Nigeria to remove fuel subsidy gradually- Finance minister

Nigeria to remove fuel subsidy gradually- Finance minister

Ebun Francis|

Finance Minister, Mrs. Zainab Ahmed, on Thursday, said the federal government accepts the International Monetary Fund’s (IMF’s) advice on subsidy removal but said the process will be done gradually.

Zainab who spoke at the sidelines of the ongoing IMF/World Bank Spring Meetings in Washington D.C, described the IMF advice as a good one.

She said: ” The advice from the IMF on fuel subsidy removal was good one but also we have to implement it in a manner that is both successful and sustainable.

“We are not in a situation to wake up one day and just remove subsidy. We have to educate the people, we have to show Nigerians what the replacement for those subsidies will be. So, we have a lot of work to do.
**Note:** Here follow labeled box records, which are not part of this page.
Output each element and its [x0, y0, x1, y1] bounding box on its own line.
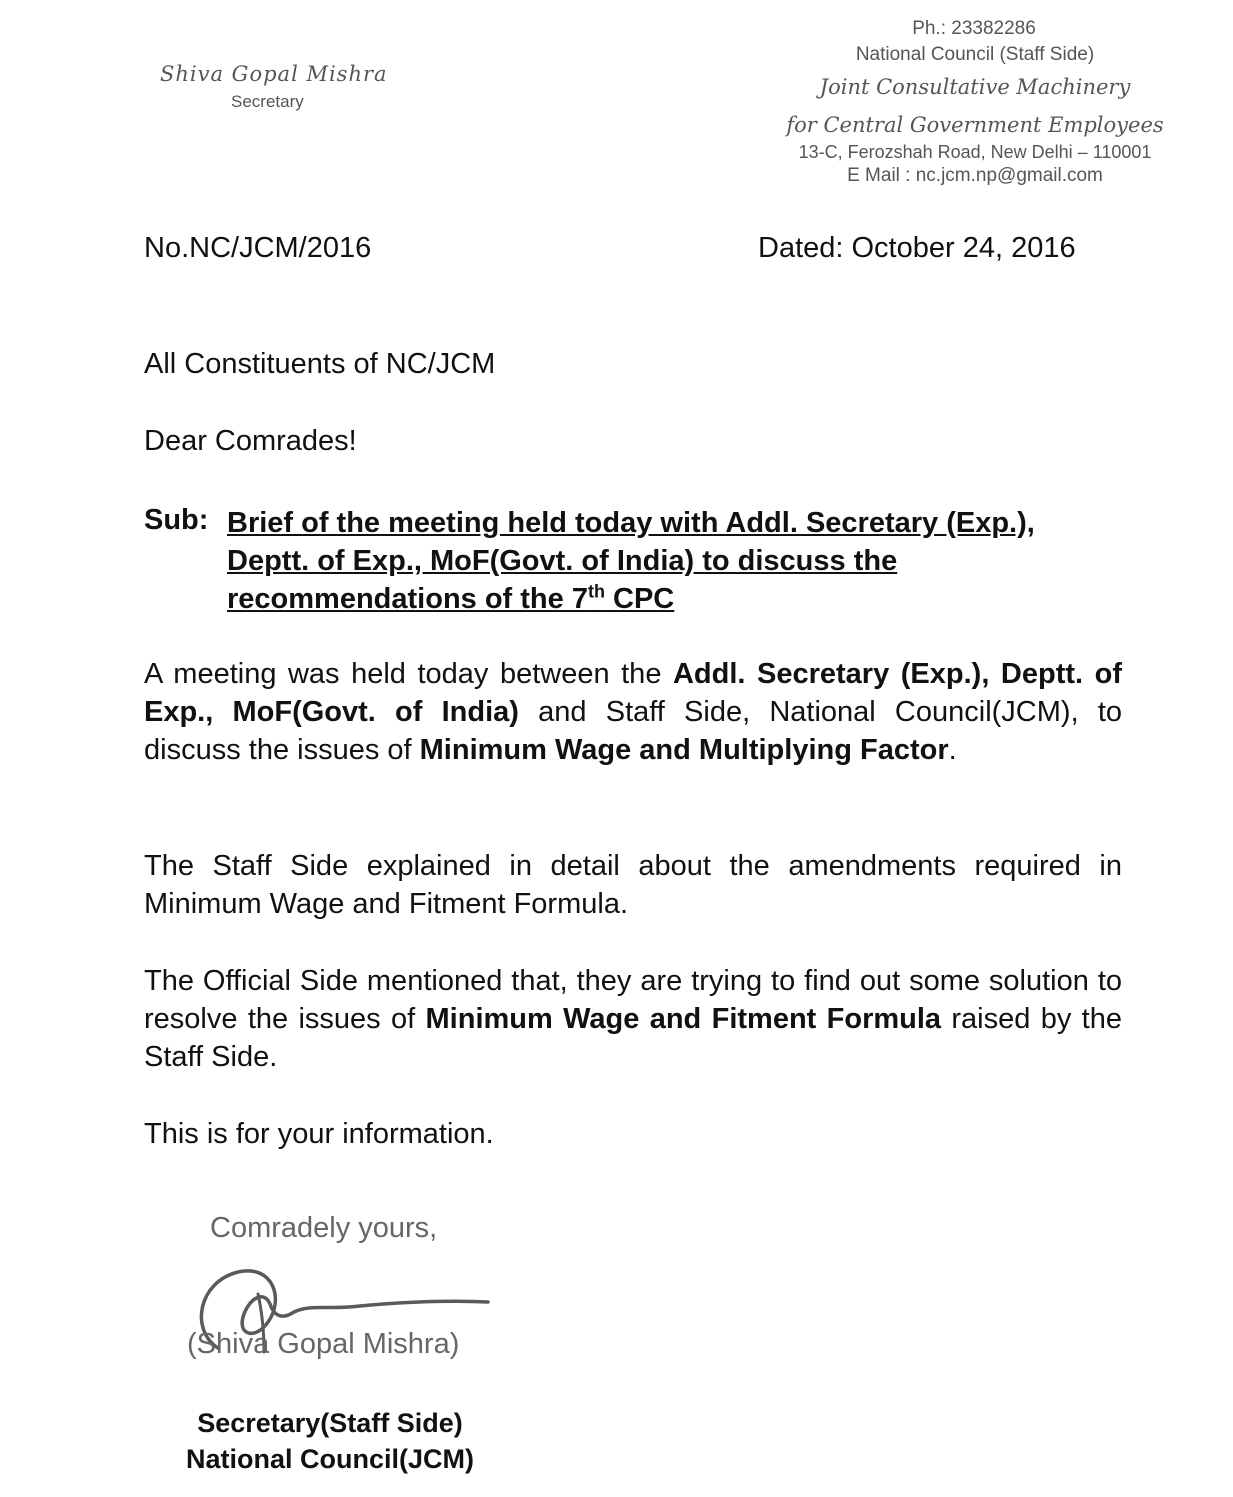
- closing: Comradely yours,: [210, 1212, 438, 1244]
- paragraph-text: raised by the Staff Side.: [144, 1003, 1122, 1073]
- subject-label: Sub:: [144, 504, 209, 536]
- paragraph-text: and Staff Side, National Council(JCM), to discuss the issues of: [144, 696, 1123, 766]
- signatory-name: (Shiva Gopal Mishra): [187, 1328, 460, 1360]
- addressee: All Constituents of NC/JCM: [144, 348, 496, 380]
- designation-line2: National Council(JCM): [186, 1444, 474, 1474]
- letterhead-council: National Council (Staff Side): [855, 44, 1095, 65]
- letterhead-contact-block: [730, 16, 1220, 188]
- paragraph-bold-text: Minimum Wage and Fitment Formula: [425, 1003, 942, 1035]
- paragraph-text: The Official Side mentioned that, they are trying to find out some solution to resolve the issues of: [144, 965, 1122, 1035]
- paragraph-bold-text: Minimum Wage and Multiplying Factor: [419, 734, 949, 766]
- subject-text-part2: CPC: [604, 583, 675, 615]
- designation-block: [150, 1405, 510, 1477]
- designation-line1: Secretary(Staff Side): [197, 1408, 463, 1438]
- subject-superscript: th: [587, 581, 605, 602]
- paragraph-bold-text: Addl. Secretary (Exp.), Deptt. of Exp., MoF(Govt. of India): [144, 658, 1122, 728]
- paragraph-meeting: [144, 655, 1122, 769]
- letterhead-address: 13-C, Ferozshah Road, New Delhi – 110001: [798, 142, 1152, 162]
- subject-text-part1: Brief of the meeting held today with Addl. Secretary (Exp.), Deptt. of Exp., MoF(Govt. of India) to discuss the recommendations of the 7: [227, 507, 1035, 615]
- subject-text: [227, 504, 1097, 618]
- salutation: Dear Comrades!: [144, 425, 357, 457]
- paragraph-text: A meeting was held today between the: [144, 658, 673, 690]
- paragraph-information: This is for your information.: [144, 1118, 494, 1150]
- letterhead-machinery: Joint Consultative Machinery: [819, 75, 1131, 99]
- paragraph-staff-side: The Staff Side explained in detail about the amendments required in Minimum Wage and Fitment Formula.: [144, 850, 1122, 920]
- letterhead-employees: for Central Government Employees: [786, 113, 1164, 137]
- letterhead-email: E Mail : nc.jcm.np@gmail.com: [847, 165, 1103, 186]
- letterhead-phone: Ph.: 23382286: [912, 18, 1036, 39]
- letterhead-name: Shiva Gopal Mishra: [160, 62, 388, 86]
- letter-date: Dated: October 24, 2016: [758, 232, 1076, 264]
- reference-number: No.NC/JCM/2016: [144, 232, 372, 264]
- letterhead-role: Secretary: [231, 92, 304, 111]
- paragraph-text: .: [948, 734, 957, 766]
- paragraph-official-side: [144, 962, 1122, 1076]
We also need to understand that you don’t remove large amounts of subsidy in one go, it has to be graduated and the public has to be well-informed on what you are trying to do”.

The minister also said she met with the IMF and have reviewed the IMF Article IV Consultation with Nigeria report, which was positive.

“The review was a positive one and had good advice from the IMF to Nigeria and they have indicated that they are available to provide technical support to improve our liquidity management, our debt management and other fiscal measures,” she said.

Mrs. Ahmed said President Muhammadu Buhari has directed that the minister looks at every area that requires reforms.

On the Sovereign Wealth Fund (SWF) operations, she said, “I would say that the Sovereign Wealth Authority has been doing well if you look at where we are starting from, we have achieved quite a lot of progress by building more of the fund from where we met it and by utilising the savings at the Sovereign Wealth Authority for projects that are physically visible. We still have some movements to go but the movement is a positive one”.

The minister said the Federal government has asked the World Bank to review some of the initiatives that it has put in place, including those that involve them looking at implementation systems on areas they are providing funding for infrastructure.

“What we found in Nigeria is that the Environmental and Social Standards (ESS) put in place by the World Bank is causing significant delays in the rollout of infrastructure. We understand that it is well intended but we have informed them that they need to review how they implement it so that we are not overtly slowed down because of the new proceedings,” she said.